It can be accessed from the Coronado Avenue exit (Exit 4) from Interstate 5. It is established as part of the National Estuarine Research Reserve system in the United States and is a Biological Field Station by the San Diego State University College of Sciences. The water flow of Tijuana River is often intense; droughts dry up the river completely while the same area overflows during flood.

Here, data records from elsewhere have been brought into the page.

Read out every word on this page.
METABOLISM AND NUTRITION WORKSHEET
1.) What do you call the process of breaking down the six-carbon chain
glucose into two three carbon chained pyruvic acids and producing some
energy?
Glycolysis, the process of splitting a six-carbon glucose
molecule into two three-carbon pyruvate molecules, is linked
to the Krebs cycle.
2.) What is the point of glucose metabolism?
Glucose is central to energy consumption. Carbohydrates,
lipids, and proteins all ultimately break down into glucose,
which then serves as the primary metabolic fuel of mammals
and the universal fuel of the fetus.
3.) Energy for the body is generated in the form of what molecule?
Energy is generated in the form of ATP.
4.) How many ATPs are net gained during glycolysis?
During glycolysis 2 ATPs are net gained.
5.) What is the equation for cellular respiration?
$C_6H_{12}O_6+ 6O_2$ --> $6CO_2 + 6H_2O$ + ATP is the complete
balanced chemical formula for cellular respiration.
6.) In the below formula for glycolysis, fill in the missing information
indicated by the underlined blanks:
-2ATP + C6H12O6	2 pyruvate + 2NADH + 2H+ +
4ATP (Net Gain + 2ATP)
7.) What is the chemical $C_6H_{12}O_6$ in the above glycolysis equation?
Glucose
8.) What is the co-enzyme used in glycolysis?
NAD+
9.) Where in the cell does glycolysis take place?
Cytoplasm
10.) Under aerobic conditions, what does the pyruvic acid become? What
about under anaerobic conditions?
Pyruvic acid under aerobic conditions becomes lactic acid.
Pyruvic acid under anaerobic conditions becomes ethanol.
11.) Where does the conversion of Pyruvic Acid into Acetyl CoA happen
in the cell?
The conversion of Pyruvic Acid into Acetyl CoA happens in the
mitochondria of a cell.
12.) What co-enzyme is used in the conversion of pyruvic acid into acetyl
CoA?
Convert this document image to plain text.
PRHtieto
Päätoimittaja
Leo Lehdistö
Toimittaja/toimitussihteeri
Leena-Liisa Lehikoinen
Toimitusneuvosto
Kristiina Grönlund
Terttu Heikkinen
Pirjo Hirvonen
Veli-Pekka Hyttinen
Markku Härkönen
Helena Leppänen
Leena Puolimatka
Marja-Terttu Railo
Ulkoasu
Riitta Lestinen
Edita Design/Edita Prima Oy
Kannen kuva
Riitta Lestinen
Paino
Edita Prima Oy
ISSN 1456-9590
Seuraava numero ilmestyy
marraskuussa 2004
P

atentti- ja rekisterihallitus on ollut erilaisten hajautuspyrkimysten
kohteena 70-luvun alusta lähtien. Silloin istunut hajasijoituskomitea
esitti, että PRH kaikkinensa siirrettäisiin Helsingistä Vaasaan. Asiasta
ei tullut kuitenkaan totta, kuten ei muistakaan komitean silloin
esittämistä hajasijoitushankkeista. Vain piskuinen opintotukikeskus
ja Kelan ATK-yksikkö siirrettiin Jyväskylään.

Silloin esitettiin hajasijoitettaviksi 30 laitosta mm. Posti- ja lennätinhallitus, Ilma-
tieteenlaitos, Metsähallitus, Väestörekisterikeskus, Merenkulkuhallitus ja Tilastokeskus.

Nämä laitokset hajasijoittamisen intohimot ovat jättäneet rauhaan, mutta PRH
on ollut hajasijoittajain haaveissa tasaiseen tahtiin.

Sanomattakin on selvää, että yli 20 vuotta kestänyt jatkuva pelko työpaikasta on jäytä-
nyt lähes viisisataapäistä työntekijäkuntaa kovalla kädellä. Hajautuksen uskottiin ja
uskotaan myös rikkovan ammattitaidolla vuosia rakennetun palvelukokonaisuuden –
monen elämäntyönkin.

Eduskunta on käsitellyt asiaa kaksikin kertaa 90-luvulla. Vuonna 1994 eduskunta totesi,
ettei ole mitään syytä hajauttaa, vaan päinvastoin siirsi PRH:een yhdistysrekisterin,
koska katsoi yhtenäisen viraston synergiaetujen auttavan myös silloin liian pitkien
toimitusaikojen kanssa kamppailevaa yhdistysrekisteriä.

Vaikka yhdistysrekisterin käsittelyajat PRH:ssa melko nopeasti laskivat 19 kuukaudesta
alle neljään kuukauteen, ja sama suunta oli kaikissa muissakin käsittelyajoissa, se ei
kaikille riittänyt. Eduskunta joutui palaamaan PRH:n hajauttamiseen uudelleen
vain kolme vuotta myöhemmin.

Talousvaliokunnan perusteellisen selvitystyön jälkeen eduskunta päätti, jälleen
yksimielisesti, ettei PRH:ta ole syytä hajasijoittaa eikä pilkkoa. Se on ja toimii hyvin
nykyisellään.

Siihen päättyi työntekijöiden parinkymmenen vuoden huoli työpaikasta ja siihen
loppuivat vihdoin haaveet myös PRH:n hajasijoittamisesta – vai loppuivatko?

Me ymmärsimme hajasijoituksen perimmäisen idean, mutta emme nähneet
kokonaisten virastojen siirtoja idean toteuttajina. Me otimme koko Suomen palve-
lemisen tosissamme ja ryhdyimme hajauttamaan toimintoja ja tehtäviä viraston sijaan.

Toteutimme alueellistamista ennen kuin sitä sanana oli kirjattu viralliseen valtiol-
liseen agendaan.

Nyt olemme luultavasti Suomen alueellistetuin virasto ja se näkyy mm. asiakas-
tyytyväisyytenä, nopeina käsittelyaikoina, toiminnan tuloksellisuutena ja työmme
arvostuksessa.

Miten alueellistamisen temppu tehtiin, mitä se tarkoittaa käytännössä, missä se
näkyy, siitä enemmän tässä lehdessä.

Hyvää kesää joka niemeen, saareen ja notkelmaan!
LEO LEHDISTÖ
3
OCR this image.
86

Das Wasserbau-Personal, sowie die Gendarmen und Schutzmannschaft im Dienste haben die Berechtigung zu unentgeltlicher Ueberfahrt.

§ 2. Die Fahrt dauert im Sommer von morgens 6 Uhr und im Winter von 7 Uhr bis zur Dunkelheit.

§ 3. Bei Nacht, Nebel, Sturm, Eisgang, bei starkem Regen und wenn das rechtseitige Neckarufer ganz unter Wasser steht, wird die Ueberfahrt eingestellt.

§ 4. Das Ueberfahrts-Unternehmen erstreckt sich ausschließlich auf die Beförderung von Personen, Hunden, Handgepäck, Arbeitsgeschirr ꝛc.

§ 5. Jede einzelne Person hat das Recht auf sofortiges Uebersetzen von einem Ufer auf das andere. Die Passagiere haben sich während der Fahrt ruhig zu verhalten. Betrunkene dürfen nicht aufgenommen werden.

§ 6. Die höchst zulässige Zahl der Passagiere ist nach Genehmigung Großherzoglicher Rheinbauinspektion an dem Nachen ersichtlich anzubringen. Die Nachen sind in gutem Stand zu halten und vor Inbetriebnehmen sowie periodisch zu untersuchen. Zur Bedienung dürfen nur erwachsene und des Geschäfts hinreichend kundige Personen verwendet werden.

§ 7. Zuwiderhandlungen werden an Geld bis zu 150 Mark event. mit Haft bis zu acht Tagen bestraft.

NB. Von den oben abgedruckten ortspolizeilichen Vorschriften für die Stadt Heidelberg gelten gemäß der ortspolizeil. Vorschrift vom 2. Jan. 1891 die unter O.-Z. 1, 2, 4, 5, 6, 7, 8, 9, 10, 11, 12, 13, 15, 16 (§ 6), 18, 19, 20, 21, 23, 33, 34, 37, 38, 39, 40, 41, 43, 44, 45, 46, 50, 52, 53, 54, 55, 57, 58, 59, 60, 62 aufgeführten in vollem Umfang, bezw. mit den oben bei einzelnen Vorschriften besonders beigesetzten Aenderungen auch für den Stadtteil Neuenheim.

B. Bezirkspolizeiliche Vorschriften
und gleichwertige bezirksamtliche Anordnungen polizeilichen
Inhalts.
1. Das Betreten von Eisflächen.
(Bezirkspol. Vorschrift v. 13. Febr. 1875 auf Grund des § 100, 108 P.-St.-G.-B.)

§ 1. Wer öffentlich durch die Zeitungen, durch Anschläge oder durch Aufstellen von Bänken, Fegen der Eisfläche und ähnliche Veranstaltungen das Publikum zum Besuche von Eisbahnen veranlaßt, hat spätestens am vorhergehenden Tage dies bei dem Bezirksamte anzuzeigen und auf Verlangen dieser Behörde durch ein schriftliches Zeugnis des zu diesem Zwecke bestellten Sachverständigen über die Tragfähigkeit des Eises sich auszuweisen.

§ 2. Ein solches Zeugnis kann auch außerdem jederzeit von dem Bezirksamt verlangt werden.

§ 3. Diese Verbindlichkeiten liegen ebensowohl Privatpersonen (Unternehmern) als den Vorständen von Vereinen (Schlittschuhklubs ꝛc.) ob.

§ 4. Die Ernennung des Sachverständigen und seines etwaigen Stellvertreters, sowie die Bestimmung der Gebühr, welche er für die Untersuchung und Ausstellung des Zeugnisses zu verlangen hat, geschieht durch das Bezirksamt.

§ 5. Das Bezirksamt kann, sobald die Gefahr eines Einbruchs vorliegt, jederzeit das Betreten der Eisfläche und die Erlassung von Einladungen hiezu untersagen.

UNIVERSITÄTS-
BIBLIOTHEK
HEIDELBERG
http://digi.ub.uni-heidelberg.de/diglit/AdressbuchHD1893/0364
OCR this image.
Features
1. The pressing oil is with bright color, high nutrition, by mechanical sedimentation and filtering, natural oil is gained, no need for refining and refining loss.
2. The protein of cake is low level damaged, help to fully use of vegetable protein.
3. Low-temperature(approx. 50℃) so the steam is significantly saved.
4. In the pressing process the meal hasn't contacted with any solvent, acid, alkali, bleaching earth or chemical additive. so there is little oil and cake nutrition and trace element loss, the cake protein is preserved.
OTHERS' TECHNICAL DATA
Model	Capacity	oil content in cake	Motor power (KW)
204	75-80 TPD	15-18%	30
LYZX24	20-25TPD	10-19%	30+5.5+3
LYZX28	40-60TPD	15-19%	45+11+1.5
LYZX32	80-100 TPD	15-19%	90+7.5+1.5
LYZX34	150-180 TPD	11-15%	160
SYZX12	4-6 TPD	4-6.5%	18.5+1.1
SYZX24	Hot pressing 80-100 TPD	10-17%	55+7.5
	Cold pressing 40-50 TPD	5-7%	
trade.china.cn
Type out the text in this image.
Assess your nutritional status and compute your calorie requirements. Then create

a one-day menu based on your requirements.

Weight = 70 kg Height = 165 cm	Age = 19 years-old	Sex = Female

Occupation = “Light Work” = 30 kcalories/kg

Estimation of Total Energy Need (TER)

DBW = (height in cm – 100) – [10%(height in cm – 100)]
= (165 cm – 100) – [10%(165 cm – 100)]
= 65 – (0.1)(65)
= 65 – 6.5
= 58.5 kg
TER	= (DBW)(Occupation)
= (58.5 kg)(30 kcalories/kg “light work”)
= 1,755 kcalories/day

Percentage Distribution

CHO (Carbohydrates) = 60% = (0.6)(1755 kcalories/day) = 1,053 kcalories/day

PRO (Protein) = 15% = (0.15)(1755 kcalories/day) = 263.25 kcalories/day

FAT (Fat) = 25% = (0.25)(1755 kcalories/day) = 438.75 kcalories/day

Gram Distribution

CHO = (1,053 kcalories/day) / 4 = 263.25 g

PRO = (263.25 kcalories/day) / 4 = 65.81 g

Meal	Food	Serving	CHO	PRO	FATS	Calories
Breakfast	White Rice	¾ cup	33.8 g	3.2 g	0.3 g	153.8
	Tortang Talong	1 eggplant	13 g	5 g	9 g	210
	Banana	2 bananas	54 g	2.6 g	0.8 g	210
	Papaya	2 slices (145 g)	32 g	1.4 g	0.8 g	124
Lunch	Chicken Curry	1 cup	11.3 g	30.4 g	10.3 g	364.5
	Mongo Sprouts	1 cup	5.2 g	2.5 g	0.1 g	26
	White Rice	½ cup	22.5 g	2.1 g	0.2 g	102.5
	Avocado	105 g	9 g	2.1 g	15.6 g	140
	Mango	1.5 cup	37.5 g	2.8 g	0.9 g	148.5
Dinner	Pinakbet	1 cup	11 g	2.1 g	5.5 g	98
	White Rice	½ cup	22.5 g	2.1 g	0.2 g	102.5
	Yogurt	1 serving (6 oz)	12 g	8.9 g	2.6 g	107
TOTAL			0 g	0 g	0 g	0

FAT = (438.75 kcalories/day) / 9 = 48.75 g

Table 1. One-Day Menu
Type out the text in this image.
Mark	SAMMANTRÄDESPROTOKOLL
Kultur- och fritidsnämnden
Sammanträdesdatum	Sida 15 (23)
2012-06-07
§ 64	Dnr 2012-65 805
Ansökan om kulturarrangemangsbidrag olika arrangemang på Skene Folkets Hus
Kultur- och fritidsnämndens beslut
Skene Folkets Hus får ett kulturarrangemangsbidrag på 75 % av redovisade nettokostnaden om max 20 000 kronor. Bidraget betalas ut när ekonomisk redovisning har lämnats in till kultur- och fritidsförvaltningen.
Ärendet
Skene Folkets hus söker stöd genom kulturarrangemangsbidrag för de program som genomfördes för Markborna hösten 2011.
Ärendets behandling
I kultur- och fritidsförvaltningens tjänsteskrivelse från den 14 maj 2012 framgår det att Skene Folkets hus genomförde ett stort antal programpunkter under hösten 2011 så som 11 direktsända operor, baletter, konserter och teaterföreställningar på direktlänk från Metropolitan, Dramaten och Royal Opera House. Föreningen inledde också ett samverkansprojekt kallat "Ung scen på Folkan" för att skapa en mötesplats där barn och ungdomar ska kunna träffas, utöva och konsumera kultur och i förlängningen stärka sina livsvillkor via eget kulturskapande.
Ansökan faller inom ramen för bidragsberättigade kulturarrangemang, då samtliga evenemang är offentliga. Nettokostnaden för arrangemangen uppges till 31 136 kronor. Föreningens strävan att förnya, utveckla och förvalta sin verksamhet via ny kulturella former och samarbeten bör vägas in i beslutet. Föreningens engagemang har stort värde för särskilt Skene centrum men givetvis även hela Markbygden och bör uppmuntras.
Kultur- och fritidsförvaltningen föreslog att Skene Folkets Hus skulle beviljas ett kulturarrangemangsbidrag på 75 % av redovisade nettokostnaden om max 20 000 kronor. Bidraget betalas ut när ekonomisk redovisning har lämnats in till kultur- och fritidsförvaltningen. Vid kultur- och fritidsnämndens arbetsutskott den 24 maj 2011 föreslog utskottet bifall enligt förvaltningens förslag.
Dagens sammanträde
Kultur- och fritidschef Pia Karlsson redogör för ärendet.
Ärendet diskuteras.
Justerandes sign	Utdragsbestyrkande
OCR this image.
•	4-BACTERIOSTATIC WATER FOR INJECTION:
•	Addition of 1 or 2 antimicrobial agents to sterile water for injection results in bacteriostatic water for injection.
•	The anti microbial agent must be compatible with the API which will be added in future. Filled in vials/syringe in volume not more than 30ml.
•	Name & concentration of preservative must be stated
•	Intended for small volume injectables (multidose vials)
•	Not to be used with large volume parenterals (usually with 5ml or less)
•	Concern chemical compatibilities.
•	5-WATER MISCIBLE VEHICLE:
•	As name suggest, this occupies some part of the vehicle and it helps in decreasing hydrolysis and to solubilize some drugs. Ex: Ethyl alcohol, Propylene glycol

===Recreational and educational activities===

This reserve is a good place for bird-watching since as many as 370 bird species, both native and migrating, use the area as a stopover or for breeding. Schoolchildren often come to this reserve to take nature classes in classrooms and excursions. Visitors of all ages can come to the visitor center for activities. Among the activities are videos that can be shown upon request, and it is shown in both English and Spanish. Guests can also take a walk on North and South McCoy trails, where they can access primary bird-watching areas and the mouth of Tijuana River, where it empties directly into Pacific Ocean.

=== Pollution ===
A $1.6 million grant was awarded by the California Integrated Waste Management Board to clean up the trash and debris that has collected on the Tijuana River Valley and Goat Canyon Estuary. These lie within the Tijuana River National Estuarine Research Reserve. Storm water has carried an influx of debris, tires, and trash to the shores of the Tijuana River Valley. Goat Canyon sediment basins were constructed in 2005 to help manage the storm water and debris. California State Parks will be in charge of maintaining the upkeep of the reserve. They are also responsible for keeping the environment habitable for the wildlife. In 2013, a nonprofit group, 4Walls, was awarded $45,000 to aid in the cleanup of the Tijuana River by taking the trash pulled from the river and use it for building materials. This will reduce the costs of the park space materials, and make use of the trash collected to build park benches. To help with the cleanup of Los Sauces Park, Mexico's Environment Ministry (SEMARNAT) has donated materials and employed over 100 residents to replace the wild undergrowth with plants native to the area. This was made possible through SEMARNAT's "Temporary Employment Program".